GÜÇLER AYRILIĞI İLKESİNE AYKIRI
Bildiride şunlar kaydedildi: “Yargıtay ve Danıştay ‘yargı yetkisini' Türk milleti adına kullanmaktadır. Üyelerinin görevlerine ancak, işlemiş oldukları bir suç nedeniyle yetkili organlarca alınan kararla son verilebilir. Haklarında herhangi bir soruşturma veya kovuşturma olmaksızın ‘kanunla üyelerin görevlerine son verilmesi, Anayasa'nın hukuk devleti ve güçler ayrılığı ilkesine aykırıdır.”
PARALEL ADI ALTINDA AYIKLAMA
“Taslakla getirilen düzenleme; 2010 yılındaki Anayasa değişikliğinden sonra oluşan HSYK eliyle, o tarihte yapılan seçimle ‘paralel unsurları' ağırlıkla her iki mahkemeye taşıyan ve daha bir yıl önce, bu mahkemelerdeki kadro sayısını, bu kez ‘paralel unsurların' etkinliğini kırmak ve dengeleri kendi lehine çevirmek adına şu anki mevcut sayıya çıkaran siyasi iktidarın; bir yıl sonra bu defa, kadro sayısını Yargıtay'da 300'e, Danıştay'da 116'ya düşürmesi, gerçekçe açıklananın aksine; hukuktan ve vicdanından başka otorite tanımayan, bağımsızlığından ve tarafsızlığından ödün vermeyen yargıçları, paralel yapılanma adı altında bu kurumlardan ayıklamak, bu mahkemeleri kendisine yakın gördüğü ve uyumlu üyelerle yeniden biçimlendirme çabasının bir ürünüdür.”

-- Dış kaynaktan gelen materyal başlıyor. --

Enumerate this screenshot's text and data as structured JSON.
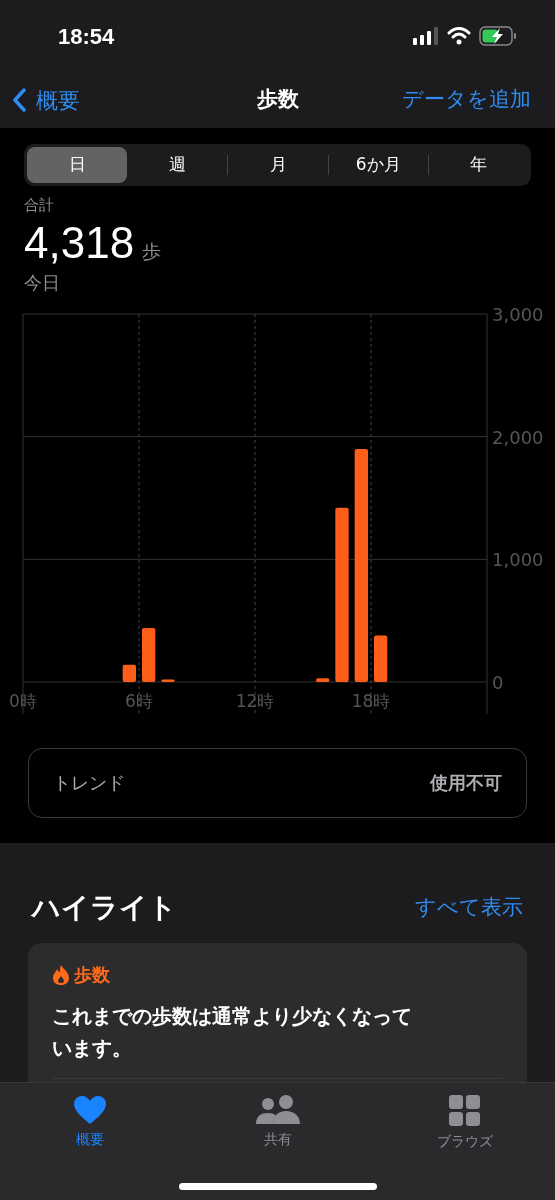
{
  "status_bar": {
    "time": "18:54"
  },
  "nav": {
    "back": "概要",
    "title": "歩数",
    "action": "データを追加"
  },
  "segments": [
    {
      "label": "日",
      "selected": true
    },
    {
      "label": "週",
      "selected": false
    },
    {
      "label": "月",
      "selected": false
    },
    {
      "label": "6か月",
      "selected": false
    },
    {
      "label": "年",
      "selected": false
    }
  ],
  "summary": {
    "label": "合計",
    "value": "4,318",
    "unit": "歩",
    "date": "今日"
  },
  "chart_data": {
    "type": "bar",
    "x": [
      5.5,
      6.5,
      7.5,
      15.5,
      16.5,
      17.5,
      18.5
    ],
    "xlim": [
      0,
      24
    ],
    "grid": true,
    "series": [
      {
        "color": "#ff5e1a",
        "values": [
          140,
          440,
          20,
          30,
          1420,
          1900,
          380
        ]
      }
    ],
    "ylim": [
      0,
      3000
    ],
    "yticks": [
      {
        "value": 0,
        "label": "0"
      },
      {
        "value": 1000,
        "label": "1,000"
      },
      {
        "value": 2000,
        "label": "2,000"
      },
      {
        "value": 3000,
        "label": "3,000"
      }
    ],
    "xticks": [
      {
        "value": 0,
        "label": "0時"
      },
      {
        "value": 6,
        "label": "6時"
      },
      {
        "value": 12,
        "label": "12時"
      },
      {
        "value": 18,
        "label": "18時"
      }
    ]
  },
  "trend": {
    "label": "トレンド",
    "value": "使用不可"
  },
  "highlights": {
    "title": "ハイライト",
    "link": "すべて表示",
    "card": {
      "category": "歩数",
      "text": "これまでの歩数は通常より少なくなっています。"
    }
  },
  "tab_bar": [
    {
      "kind": "heart",
      "label": "概要",
      "selected": true
    },
    {
      "kind": "people",
      "label": "共有",
      "selected": false
    },
    {
      "kind": "grid",
      "label": "ブラウズ",
      "selected": false
    }
  ]
}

YARGI YÜRÜTMEYE BAĞLANIYOR
“Görevleri sona eren üyeler arasından kadro sayısı kadar yeniden üye seçiminin, 2014 yılında oluşan ağırlığını Adalet Bakanlığı'nın desteklediği bir platformunun oluşturduğu Hakimler ve Savcılar Yüksek Kurulu'na hiçbir objektif kriter getirilmeksizin tanınması, bu mahkemeleri tamamen yürütme organına bağlı ve uyumlu üyelerden oluşturma ve yargıyı fiili olarak yürütme organına bağımlı hale getirme amacı taşımaktadır.”